We are aware of one case in the UK in recent times where a practitioner may have negligently caused an infection in a number of patients, although the causation in this case has not been established, i.e. it is assumed that the acupuncture was the cause, but the exact causal chain has not been demonstrated. There are, obviously, a number of well-publicised studies about acupuncture and safety, notably those written by Edzard Ernst who has become something of a one-man industry in this field. A typical example is
He rightly points out the rather serious potential dangers of treatment, but more often than not fails to highlight that many of the adverse events take place in countries where needle sterilisation is poor, with needles being used several times over, and often by untrained practitioners. He has also included details in one study of a cardiac tamponade caused by a woman trying to self-administer acupuncture with a knitting needle, which we thought was not entirely reliable evidence.
The usual rebuttal is that absence of evidence is not evidence of absence, and that many cases of infection from acupuncture treatment go unreported because the connection is not being made being cause and effect. We think that this is unlikely. In former times people were for a number of reasons less likely to implicate their practitioners, but our sense is that the modern patient is very well informed and very likely to assume that unforeseen outcomes after treatment are caused by treatment. Our insurance statistics, however, are unvarying, with very few claims every year and almost none with any clear link to infection.
As far as finding a Five Element practitioner is concerned, we are not able to check from our own listings who does and does not practise in this way. We did consider asking people to state their place of training on the register, but we found that most had undertaken postgraduate training in several styles of treatment, and in many cases this meant that they no longer specialised in their initial discipline. Similarly self-declarations were considered unreliable because, as is not uncommon in professional fields, there were disagreements about who was and wasn't doing authentic Five Element treatment.

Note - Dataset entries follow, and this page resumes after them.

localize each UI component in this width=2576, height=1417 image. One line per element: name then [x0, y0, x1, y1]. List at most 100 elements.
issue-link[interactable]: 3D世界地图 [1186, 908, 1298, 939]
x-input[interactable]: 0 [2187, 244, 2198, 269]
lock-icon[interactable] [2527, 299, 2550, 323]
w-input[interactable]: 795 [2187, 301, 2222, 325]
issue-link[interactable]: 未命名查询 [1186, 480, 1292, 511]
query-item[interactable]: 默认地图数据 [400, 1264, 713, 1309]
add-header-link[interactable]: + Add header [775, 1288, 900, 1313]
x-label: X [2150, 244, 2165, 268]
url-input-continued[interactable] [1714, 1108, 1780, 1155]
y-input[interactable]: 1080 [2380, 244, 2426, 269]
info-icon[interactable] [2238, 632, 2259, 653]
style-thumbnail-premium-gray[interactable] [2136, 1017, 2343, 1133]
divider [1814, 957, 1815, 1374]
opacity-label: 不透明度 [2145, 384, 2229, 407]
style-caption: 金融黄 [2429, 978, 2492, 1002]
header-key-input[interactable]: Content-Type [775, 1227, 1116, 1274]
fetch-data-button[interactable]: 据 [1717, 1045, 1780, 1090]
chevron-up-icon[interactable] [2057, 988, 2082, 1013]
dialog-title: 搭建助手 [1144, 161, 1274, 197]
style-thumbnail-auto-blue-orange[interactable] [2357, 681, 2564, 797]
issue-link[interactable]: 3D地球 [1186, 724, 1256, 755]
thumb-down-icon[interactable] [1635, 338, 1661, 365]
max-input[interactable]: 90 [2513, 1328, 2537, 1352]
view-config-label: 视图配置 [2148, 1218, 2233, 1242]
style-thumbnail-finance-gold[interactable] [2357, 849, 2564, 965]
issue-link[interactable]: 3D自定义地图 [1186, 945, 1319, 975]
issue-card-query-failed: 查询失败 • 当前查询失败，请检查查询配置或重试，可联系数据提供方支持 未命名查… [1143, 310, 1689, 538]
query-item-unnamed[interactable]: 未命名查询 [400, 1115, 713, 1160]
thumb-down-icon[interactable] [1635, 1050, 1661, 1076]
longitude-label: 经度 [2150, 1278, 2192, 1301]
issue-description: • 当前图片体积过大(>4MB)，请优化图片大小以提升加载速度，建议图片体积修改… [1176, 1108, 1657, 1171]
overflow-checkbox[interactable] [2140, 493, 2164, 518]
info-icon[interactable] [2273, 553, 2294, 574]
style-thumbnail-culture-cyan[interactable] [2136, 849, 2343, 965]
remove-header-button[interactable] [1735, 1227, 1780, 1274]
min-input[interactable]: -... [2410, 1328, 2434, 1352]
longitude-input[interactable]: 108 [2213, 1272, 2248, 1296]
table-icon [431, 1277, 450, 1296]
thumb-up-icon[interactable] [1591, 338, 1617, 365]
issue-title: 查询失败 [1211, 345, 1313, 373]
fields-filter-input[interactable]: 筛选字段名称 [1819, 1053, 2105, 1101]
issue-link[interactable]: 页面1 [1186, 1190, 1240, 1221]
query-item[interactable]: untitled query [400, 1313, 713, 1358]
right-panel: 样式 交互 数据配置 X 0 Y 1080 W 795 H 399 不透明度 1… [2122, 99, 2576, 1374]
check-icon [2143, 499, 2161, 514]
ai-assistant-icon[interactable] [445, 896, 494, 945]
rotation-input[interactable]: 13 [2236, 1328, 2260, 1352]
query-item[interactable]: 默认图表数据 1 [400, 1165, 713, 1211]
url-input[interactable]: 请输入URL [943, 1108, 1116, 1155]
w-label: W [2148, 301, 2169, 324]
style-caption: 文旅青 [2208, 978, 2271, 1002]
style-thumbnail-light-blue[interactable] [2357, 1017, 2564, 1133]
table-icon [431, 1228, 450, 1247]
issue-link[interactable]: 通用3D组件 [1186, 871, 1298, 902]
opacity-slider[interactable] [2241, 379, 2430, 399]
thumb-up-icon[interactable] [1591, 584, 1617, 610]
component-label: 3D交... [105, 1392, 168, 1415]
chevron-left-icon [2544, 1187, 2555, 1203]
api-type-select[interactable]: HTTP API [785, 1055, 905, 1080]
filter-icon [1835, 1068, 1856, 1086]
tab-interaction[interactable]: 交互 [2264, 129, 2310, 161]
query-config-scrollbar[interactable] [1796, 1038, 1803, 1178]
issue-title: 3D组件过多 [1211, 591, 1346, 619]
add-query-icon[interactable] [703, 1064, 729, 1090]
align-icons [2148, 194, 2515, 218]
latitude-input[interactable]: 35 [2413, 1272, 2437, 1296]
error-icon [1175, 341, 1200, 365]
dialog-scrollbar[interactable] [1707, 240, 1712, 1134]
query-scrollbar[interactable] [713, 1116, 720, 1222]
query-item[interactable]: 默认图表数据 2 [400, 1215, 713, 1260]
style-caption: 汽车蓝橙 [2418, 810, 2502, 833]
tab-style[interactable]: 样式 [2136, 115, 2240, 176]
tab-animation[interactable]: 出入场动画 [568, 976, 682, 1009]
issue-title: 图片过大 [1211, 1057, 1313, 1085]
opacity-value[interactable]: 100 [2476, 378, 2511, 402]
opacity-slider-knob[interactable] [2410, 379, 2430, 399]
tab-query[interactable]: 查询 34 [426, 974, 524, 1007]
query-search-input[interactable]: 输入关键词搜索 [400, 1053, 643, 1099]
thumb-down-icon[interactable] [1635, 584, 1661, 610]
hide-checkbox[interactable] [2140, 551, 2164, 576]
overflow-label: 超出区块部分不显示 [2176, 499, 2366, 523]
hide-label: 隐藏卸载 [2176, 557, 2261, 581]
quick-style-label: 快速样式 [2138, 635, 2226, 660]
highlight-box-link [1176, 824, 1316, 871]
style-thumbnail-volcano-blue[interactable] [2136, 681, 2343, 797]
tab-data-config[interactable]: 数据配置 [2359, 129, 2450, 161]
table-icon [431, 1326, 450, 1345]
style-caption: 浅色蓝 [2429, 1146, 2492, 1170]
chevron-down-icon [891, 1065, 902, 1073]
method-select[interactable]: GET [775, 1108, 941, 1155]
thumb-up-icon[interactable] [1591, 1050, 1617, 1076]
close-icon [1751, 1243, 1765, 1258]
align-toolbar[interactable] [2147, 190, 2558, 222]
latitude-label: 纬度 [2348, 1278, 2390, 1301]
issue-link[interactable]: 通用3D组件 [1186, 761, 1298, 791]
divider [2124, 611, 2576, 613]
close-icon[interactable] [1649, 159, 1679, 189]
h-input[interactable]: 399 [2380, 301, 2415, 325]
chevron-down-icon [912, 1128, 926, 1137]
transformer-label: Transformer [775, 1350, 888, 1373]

Our best advice to you is to look at the list of BAcC members close to you and make a few phone calls or look at websites. We are sure that any practitioner you contact will know which of their colleagues locally practises in the way which you want to be treated. We are equally sure that all of them would be more than happy to spare a few minutes without charge for you to be able to meet them and decide based on what they tell you face to face whether their approach accords with what you want. We realised that this may take a little longer, but if you are looking to explore complex issues then a little extra time spent at the outset will be more than repaid over time.
As a final word, we just need to tell you that all of our members are trained in the safe use of acupuncture during pregnancy, and most adopt a very conservative approach to treatment to avoid any harm to the baby. There are very few practitioners in the West who use techniques anywhere nearly as powerful as those used in the Far East, but all abide by the same lists of forbidden points to avoid the remotest risk to the mother and child.
We hope that this is sufficient for your needs, but can go into greater detail on specific concerns if need be.